Conclusion and Further Research

As discussed in detail above, dengue virus infection leads to elevated levels of pro-inflammatory molecules produced by inflammatory cells. One aspect of dengue fever is that it produces cytokines, which activate protein kinases that alter key functions of the immune cells, including leukocyte motility, cell adhesion, proliferation and migration. These pro-inflammatory mediators promote the production of toxic substances that damage tissues, organs, and cells. Interleukin-6 (IL-6), which is released by lymphocytes in an attempt to help cells repair damaged cells during dengue virus infection, is involved in mediating the pathogenesis of dengue fever as well as the progression of multiple sequelae. IL-6 is commonly called a cytokine of tumor necrosis factor super family, and researchers have suggested that IL-6 plays a major role in initiating apoptosis, enhancing vascular permeation and endothelial destruction, promoting fibrosis, suppressing the secretion of catharsis L, stimulating monocyte chemotaxis and inducing neutrophil migration ( 29 ).
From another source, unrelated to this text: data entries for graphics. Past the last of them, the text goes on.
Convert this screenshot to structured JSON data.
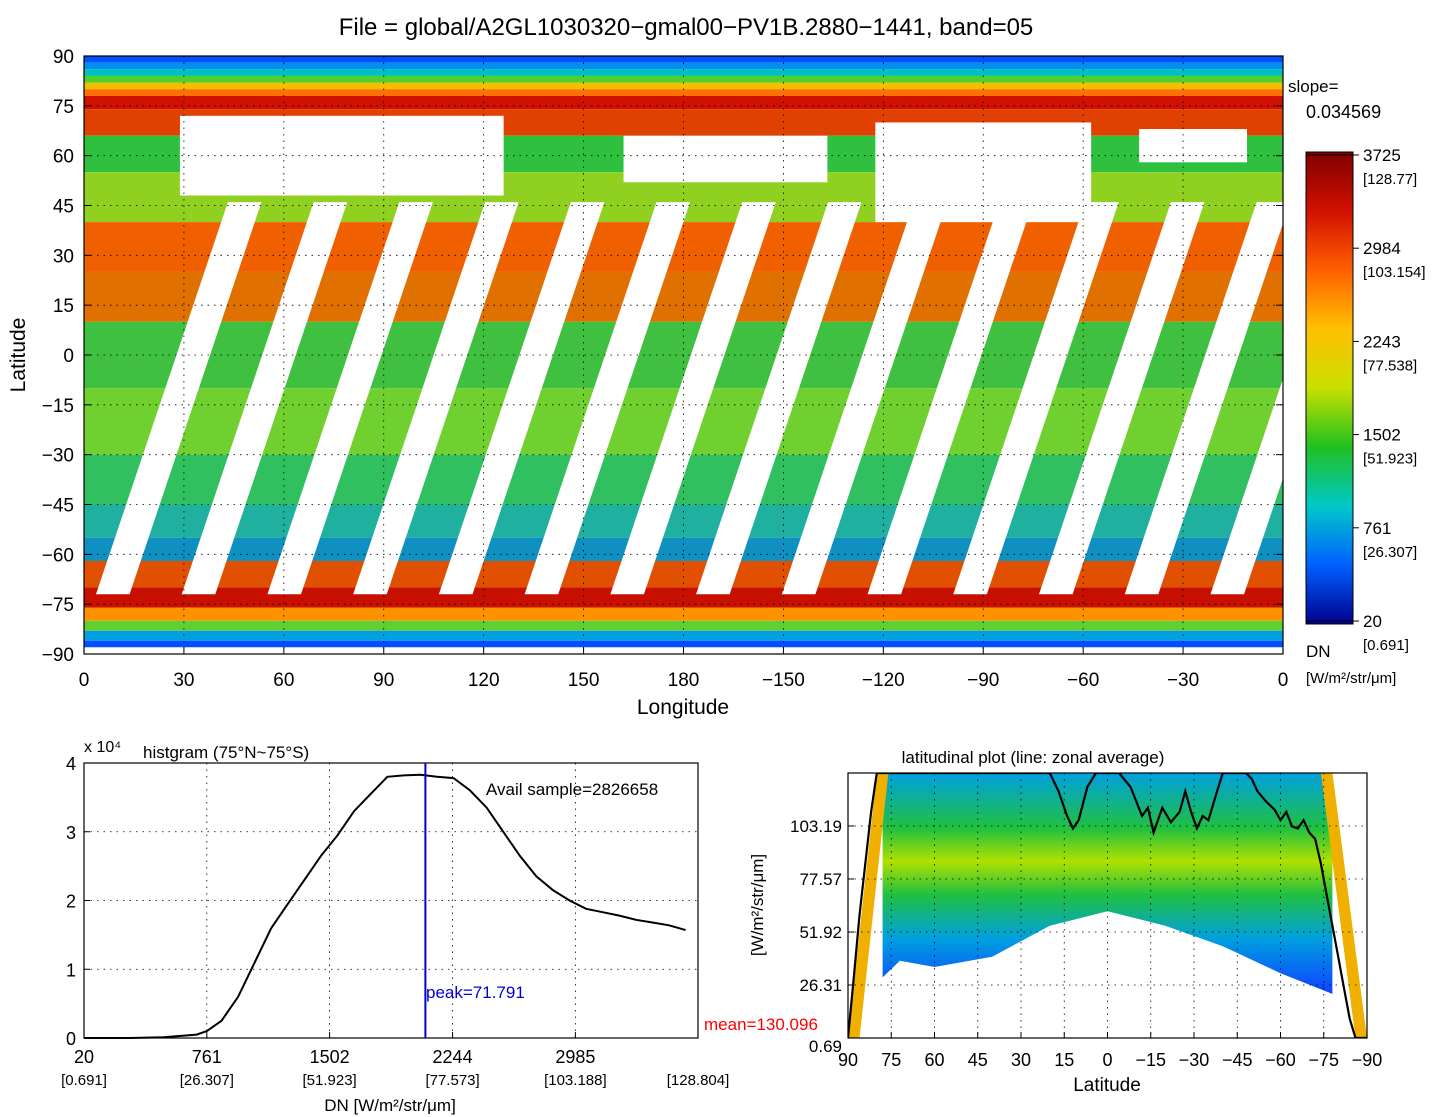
{
  "figure_title": "File = global/A2GL1030320−gmal00−PV1B.2880−1441, band=05",
  "chart_data": [
    {
      "type": "heatmap",
      "title": "File = global/A2GL1030320−gmal00−PV1B.2880−1441, band=05",
      "xlabel": "Longitude",
      "ylabel": "Latitude",
      "x_ticks": [
        "0",
        "30",
        "60",
        "90",
        "120",
        "150",
        "180",
        "−150",
        "−120",
        "−90",
        "−60",
        "−30",
        "0"
      ],
      "y_ticks": [
        "90",
        "75",
        "60",
        "45",
        "30",
        "15",
        "0",
        "−15",
        "−30",
        "−45",
        "−60",
        "−75",
        "−90"
      ],
      "grid": true,
      "slope_label": "slope=",
      "slope_value": "0.034569",
      "colorbar": {
        "ticks": [
          {
            "dn": "3725",
            "rad": "[128.77]"
          },
          {
            "dn": "2984",
            "rad": "[103.154]"
          },
          {
            "dn": "2243",
            "rad": "[77.538]"
          },
          {
            "dn": "1502",
            "rad": "[51.923]"
          },
          {
            "dn": "761",
            "rad": "[26.307]"
          },
          {
            "dn": "20",
            "rad": "[0.691]"
          }
        ],
        "label_dn": "DN",
        "label_units": "[W/m²/str/μm]",
        "colors": [
          "#00008f",
          "#0060ff",
          "#00c8c8",
          "#20c020",
          "#c8e000",
          "#ffc000",
          "#ff6000",
          "#d01000",
          "#800000"
        ]
      }
    },
    {
      "type": "line",
      "title": "histgram (75°N~75°S)",
      "multiplier_label": "x 10⁴",
      "xlabel": "DN [W/m²/str/μm]",
      "x_ticks": [
        {
          "dn": "20",
          "rad": "[0.691]"
        },
        {
          "dn": "761",
          "rad": "[26.307]"
        },
        {
          "dn": "1502",
          "rad": "[51.923]"
        },
        {
          "dn": "2244",
          "rad": "[77.573]"
        },
        {
          "dn": "2985",
          "rad": "[103.188]"
        },
        {
          "dn": "",
          "rad": "[128.804]"
        }
      ],
      "y_ticks": [
        "0",
        "1",
        "2",
        "3",
        "4"
      ],
      "xlim": [
        20,
        3725
      ],
      "ylim": [
        0,
        4
      ],
      "grid": true,
      "annotation_samples": "Avail sample=2826658",
      "annotation_peak": "peak=71.791",
      "annotation_mean": "mean=130.096",
      "peak_dn": 2080,
      "series": [
        {
          "x": [
            20,
            300,
            500,
            700,
            761,
            850,
            950,
            1050,
            1150,
            1250,
            1350,
            1450,
            1550,
            1650,
            1750,
            1850,
            1950,
            2050,
            2150,
            2250,
            2350,
            2450,
            2550,
            2650,
            2750,
            2850,
            2950,
            3050,
            3150,
            3250,
            3350,
            3450,
            3550,
            3650
          ],
          "y": [
            0,
            0,
            0.01,
            0.05,
            0.1,
            0.25,
            0.6,
            1.1,
            1.6,
            1.95,
            2.3,
            2.65,
            2.95,
            3.3,
            3.55,
            3.8,
            3.82,
            3.83,
            3.8,
            3.78,
            3.6,
            3.35,
            3.0,
            2.65,
            2.35,
            2.15,
            2.0,
            1.88,
            1.83,
            1.78,
            1.72,
            1.68,
            1.64,
            1.57
          ]
        }
      ]
    },
    {
      "type": "heatmap",
      "title": "latitudinal plot (line: zonal average)",
      "xlabel": "Latitude",
      "ylabel": "[W/m²/str/μm]",
      "x_ticks": [
        "90",
        "75",
        "60",
        "45",
        "30",
        "15",
        "0",
        "−15",
        "−30",
        "−45",
        "−60",
        "−75",
        "−90"
      ],
      "y_ticks": [
        "0.69",
        "26.31",
        "51.92",
        "77.57",
        "103.19"
      ],
      "xlim": [
        90,
        -90
      ],
      "ylim": [
        0.69,
        128.8
      ],
      "grid": true,
      "series": [
        {
          "name": "zonal average",
          "x": [
            90,
            88,
            86,
            84,
            82,
            80,
            78,
            76,
            74,
            72,
            70,
            68,
            66,
            64,
            62,
            60,
            58,
            55,
            52,
            50,
            47,
            44,
            40,
            35,
            30,
            25,
            20,
            17,
            14,
            12,
            10,
            7,
            4,
            0,
            -4,
            -8,
            -10,
            -12,
            -14,
            -16,
            -19,
            -22,
            -25,
            -27,
            -29,
            -31,
            -33,
            -35,
            -38,
            -40,
            -42,
            -45,
            -48,
            -50,
            -52,
            -55,
            -58,
            -60,
            -62,
            -64,
            -66,
            -68,
            -70,
            -72,
            -74,
            -76,
            -78,
            -80,
            -82,
            -84,
            -86,
            -88,
            -90
          ],
          "y": [
            0.7,
            30,
            60,
            85,
            110,
            128.8,
            128.8,
            128.8,
            128.8,
            128.8,
            128.8,
            128.8,
            128.8,
            128.8,
            128.8,
            128.8,
            128.8,
            128.8,
            128.8,
            128.8,
            128.8,
            128.8,
            128.8,
            128.8,
            128.8,
            128.8,
            128.8,
            120,
            108,
            102,
            106,
            122,
            128.8,
            128.8,
            128.8,
            122,
            115,
            108,
            112,
            100,
            112,
            105,
            110,
            120,
            110,
            102,
            108,
            106,
            120,
            128.8,
            128.8,
            128.8,
            128.8,
            126,
            120,
            115,
            111,
            106,
            110,
            103,
            102,
            106,
            100,
            97,
            85,
            70,
            55,
            40,
            25,
            10,
            0.7,
            0.7,
            0.7
          ]
        }
      ]
    }
  ]
}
Unfortunately, IL-6 may be a causative agent in the pathogenesis of dengue fever, but this association remains controversial ( 30 ). Many investigators propose that dengue infection initiates the release of pro inflammatory cytokines from activated macrophages and plasma cells, particularly T-lymphocytes, interleukin IL-8 and IL-10, and prostaglandin E-2. Thus, these cytokine mediators trigger the activation of innate and adaptive immune responses against pathogens in response to either the invading virus itself or the host’s own self-antigens. IL-6 is primarily responsible for triggering these pro-inflammatory pathways, which contribute to disease severity. Activation of these pathways promotes activation of additional signaling proteins, including nuclear factor kappa B (NF-κB) and signal transduction and transcription factor p65 (NFΑ). NF-κB and NFΑ are implicated in inflammation, whereas the latter activates p65 to initiate expression of genes associated with immunity.